He was 20 years old when he arrived in Mexico City. It weighed 10 tons and measured 12 meters. The reception, on June 5, 2022, was worthy of the treatment reserved for a first-rate dignitary. Claudia Sheinbaum, then head of the capital’s government, hailed him as a representative of the “fight for justice and peace” and asked to remember him as a witness to the “greatness of Mexico”. The words of the current president have set the bar very high. The recipient of that rosary of praise was an ahuehuete, a native tree that in the Nahuatl language means “old man of the water,” in reference to its longevity and tendency to grow in moist soil. They transplanted it from a nursery to a roundabout on the Paseo de la Reforma, the most characteristic avenue in the city, and so began this short story of a symbol transformed into a matter of state.
The ahuehuete did not succeed in the undertaking and since May 2023 an attempt has been made to replace it, another specimen of the same species. During the agony of the former, his survival accompanied the political battle between Sheinbaum and his opponents, eager to establish parallels between the left-wing president’s project, the so-called Fourth Transformation, and the precariousness of that tree which was losing its foliage with each passing day. The authorities did everything they could to save him, without success. At times the gamble of the local administration failed, as it wanted to replace a centuries-old palm tree affected by a fungus in 2022. The mayor announced a popular consultation to choose the new plantation and the ahuehuete option, with almost 80,000 votes, won over others such as a jacaranda or an ash tree.
The installation of the first tree, despite the laudatory reception, was a compendium of the efforts of a magnetic but unpredictable city. Two days later, a vehicle crashed into the roundabout. Months later, a man poured concrete around the perimeter of the second floor and was arrested. Due to exposure and vulnerability, the lawn is now protected by a circular fence. At the same time, this barrier distances neighbors and passersby from its renewed symbol and makes it difficult to observe the growth of the ahuehuete.

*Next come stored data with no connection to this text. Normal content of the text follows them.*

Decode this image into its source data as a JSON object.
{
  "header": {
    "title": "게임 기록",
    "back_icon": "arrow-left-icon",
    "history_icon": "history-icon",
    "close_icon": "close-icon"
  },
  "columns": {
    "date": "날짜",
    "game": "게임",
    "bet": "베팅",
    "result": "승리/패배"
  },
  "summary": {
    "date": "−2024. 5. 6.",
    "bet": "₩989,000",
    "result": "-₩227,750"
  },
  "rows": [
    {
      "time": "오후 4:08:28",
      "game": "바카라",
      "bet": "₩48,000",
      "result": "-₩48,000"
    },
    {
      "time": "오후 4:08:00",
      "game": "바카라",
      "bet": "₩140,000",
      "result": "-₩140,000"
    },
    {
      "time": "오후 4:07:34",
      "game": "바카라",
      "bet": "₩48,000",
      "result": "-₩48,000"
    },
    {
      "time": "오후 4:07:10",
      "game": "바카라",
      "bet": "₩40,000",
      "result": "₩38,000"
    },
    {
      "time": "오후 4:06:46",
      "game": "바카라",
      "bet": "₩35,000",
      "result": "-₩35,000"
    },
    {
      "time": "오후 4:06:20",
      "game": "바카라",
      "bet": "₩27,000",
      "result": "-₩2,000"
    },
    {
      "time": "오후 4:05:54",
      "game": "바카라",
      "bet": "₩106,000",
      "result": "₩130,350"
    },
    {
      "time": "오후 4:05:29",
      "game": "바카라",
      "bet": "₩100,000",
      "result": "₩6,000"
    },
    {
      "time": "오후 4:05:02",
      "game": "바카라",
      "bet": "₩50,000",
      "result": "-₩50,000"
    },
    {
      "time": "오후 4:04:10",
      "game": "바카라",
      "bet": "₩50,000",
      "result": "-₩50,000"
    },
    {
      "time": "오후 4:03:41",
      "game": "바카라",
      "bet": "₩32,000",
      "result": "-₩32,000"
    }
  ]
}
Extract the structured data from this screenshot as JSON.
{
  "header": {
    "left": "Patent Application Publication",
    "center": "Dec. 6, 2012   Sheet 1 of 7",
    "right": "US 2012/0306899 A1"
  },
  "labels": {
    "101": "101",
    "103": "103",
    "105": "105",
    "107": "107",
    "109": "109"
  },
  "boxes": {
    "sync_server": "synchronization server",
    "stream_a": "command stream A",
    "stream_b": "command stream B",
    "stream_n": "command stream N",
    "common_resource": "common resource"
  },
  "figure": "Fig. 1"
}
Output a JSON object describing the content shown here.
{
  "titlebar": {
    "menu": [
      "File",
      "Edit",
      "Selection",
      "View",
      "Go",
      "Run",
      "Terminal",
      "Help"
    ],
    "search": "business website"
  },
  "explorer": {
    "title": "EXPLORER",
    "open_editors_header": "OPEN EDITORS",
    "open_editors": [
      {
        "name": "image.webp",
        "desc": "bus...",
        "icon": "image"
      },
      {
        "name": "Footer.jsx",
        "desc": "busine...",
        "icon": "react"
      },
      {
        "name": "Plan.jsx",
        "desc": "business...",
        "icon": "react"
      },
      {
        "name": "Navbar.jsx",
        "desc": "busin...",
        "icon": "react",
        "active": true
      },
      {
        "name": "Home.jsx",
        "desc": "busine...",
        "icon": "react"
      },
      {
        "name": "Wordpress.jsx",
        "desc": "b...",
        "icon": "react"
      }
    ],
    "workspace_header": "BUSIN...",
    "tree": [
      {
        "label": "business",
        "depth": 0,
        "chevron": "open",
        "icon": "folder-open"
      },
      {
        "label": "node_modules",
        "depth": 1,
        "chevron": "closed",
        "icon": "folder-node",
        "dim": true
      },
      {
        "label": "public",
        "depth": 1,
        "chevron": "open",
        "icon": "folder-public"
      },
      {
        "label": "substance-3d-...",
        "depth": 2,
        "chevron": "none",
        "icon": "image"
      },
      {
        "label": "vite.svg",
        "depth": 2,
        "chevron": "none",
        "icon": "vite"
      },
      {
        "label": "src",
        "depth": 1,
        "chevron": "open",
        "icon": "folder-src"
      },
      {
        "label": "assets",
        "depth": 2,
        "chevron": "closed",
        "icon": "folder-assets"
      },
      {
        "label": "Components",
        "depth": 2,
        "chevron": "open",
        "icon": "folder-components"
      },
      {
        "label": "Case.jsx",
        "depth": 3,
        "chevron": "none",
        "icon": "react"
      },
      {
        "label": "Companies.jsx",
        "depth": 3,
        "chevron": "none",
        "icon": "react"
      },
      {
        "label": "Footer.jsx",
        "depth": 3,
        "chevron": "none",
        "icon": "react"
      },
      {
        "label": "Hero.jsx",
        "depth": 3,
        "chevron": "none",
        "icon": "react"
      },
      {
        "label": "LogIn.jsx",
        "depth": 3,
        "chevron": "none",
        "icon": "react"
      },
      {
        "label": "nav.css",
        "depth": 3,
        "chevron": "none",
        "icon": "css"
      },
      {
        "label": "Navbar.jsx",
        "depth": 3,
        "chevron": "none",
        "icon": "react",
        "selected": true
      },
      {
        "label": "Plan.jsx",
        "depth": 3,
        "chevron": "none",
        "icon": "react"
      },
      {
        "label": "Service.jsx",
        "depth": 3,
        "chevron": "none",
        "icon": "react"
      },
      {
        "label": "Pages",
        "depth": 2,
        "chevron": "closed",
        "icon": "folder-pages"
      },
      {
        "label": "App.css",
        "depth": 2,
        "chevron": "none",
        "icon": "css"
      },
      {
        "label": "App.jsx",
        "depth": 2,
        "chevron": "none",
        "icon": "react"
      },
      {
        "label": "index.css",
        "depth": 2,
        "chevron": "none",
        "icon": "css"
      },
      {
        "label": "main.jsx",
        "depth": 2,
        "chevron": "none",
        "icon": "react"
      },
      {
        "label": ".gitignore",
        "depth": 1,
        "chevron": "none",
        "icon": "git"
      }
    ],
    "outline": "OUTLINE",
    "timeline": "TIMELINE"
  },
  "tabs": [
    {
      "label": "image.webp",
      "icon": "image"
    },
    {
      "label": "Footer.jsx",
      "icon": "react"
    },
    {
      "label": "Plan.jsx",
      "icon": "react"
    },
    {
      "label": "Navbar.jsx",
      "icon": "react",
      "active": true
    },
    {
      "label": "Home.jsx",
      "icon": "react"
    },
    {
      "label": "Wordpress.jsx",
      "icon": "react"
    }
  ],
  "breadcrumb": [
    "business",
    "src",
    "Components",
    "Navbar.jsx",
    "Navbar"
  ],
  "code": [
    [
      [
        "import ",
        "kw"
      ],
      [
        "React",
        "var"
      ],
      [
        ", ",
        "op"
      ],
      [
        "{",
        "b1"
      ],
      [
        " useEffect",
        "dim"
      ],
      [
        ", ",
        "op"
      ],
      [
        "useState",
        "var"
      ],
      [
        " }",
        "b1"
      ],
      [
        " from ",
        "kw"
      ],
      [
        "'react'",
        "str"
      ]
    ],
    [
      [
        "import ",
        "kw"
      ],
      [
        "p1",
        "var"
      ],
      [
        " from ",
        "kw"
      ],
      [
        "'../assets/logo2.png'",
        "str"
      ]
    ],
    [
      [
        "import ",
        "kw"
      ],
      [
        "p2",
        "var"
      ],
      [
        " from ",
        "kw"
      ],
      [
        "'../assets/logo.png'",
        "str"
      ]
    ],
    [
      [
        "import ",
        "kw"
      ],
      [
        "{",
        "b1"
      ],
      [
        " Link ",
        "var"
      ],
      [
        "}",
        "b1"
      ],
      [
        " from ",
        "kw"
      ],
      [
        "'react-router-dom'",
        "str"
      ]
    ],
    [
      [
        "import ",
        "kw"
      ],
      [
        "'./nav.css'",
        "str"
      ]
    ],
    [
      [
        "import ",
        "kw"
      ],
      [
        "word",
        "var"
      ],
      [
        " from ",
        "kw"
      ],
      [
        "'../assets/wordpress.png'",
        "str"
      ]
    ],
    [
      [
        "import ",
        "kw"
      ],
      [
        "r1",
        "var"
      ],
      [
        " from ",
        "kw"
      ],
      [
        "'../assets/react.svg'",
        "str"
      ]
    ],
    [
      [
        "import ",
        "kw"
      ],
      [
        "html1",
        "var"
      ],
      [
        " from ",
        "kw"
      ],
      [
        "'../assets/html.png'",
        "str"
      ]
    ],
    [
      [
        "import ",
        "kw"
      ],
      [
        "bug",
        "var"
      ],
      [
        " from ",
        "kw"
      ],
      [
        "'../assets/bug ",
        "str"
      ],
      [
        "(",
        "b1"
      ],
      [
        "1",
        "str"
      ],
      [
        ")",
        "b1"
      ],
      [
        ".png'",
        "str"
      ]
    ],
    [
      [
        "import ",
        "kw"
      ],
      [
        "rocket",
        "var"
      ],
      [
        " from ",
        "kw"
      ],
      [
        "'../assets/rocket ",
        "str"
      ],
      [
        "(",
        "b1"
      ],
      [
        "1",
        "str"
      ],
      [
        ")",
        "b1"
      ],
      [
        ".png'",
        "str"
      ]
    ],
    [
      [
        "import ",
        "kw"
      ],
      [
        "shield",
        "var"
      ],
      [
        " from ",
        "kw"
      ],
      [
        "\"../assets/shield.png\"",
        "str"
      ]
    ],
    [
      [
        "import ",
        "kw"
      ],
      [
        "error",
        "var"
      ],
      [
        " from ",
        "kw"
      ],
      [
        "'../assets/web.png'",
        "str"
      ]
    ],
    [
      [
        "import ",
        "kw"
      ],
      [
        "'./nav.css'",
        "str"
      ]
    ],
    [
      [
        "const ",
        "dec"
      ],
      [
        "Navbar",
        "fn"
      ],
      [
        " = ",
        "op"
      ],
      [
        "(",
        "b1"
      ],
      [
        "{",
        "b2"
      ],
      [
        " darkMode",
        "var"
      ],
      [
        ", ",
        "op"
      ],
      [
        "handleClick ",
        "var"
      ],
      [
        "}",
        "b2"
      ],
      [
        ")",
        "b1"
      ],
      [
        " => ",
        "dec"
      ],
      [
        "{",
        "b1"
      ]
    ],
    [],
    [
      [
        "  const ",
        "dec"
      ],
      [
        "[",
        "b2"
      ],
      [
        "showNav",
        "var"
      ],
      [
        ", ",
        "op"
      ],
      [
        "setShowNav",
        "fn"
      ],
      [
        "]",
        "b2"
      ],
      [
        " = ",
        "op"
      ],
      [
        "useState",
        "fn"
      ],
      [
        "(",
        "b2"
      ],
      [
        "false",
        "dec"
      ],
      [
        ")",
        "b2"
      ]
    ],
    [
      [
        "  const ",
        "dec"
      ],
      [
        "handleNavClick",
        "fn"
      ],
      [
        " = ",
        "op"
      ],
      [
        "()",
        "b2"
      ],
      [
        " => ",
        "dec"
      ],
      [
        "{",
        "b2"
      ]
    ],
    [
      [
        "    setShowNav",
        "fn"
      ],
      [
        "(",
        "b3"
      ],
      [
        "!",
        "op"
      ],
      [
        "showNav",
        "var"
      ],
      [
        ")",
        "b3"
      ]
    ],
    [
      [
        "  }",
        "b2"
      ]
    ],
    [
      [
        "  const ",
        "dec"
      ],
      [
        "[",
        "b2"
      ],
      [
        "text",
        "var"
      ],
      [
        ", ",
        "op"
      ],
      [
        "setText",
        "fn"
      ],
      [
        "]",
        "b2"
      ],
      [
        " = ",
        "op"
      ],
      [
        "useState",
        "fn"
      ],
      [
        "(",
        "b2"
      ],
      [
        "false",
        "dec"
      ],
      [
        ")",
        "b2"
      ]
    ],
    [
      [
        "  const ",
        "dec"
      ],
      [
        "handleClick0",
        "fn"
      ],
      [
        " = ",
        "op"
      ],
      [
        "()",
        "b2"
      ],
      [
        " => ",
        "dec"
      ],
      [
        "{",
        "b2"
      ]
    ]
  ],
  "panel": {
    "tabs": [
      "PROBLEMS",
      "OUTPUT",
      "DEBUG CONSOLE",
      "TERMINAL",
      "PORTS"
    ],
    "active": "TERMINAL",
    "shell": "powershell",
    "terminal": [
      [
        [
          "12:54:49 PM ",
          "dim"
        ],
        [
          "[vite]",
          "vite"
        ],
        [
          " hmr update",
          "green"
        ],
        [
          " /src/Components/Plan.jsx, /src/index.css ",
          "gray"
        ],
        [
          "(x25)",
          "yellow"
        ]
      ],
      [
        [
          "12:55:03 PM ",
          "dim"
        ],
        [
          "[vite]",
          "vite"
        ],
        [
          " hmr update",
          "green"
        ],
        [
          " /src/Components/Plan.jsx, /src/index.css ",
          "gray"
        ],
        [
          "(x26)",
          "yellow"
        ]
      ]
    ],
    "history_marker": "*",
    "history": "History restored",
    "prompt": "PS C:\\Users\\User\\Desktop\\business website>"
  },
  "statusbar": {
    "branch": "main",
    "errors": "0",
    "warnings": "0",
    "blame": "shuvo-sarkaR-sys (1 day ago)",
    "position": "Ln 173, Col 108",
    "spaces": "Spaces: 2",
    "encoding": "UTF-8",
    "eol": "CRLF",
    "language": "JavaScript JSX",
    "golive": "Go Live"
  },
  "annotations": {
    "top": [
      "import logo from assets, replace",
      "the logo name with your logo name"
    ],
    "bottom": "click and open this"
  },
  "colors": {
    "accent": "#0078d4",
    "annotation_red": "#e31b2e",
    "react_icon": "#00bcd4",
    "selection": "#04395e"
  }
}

The square, a stone’s throw from the Angel of Independence, another emblem of Mexico City, has been renamed Glorieta del Ahuehuete, but also Glorieta de las y los Desappeared. The space was occupied by activist groups as the diseased palm tree was removed and the impromptu erection of a memorial began. In a country that this year has exceeded the chilling figure of 125,000 missing people, according to official data, any desire for justice and peace, such as that underlined by the president, must pass through the recognition of the pain of the victims.
“The Glorieta dei Desaparecidos is the place where every family will be able to place the photograph of their missing loved ones. It will continue to be a space of waiting and memory against the disappearance”, declared their loved ones at the time, who wanted to give a name to the tree. The Guardian: So they called this ahuehuete, invoking his protection for the women and men who are no longer there, in the vast majority of cases young people and prisoners of organized crime.
Today on the walls surrounding the gazebo there is a huge mosaic of photographs. There is Luz Adriana de las Rosa Cariaga, who disappeared in Piedras Negras, on the border with Texas, on September 5, 2021. She was 26 years old; Christian Iván González Rueda, from Veracruz, who has not been heard from since February 10, 2022; or Juana María Mendoza Contreras, who passed away in March 2021 in Guanajuato. And hundreds of other Mexican men and women. Behind the fence, the ahuehuete, which does not yet appear leafy and imposing: a plant that is much more than a tree due to the symbolic load that everyone attributes to it. A vital sign of hope in which many government opponents continue to see an outdated emblem.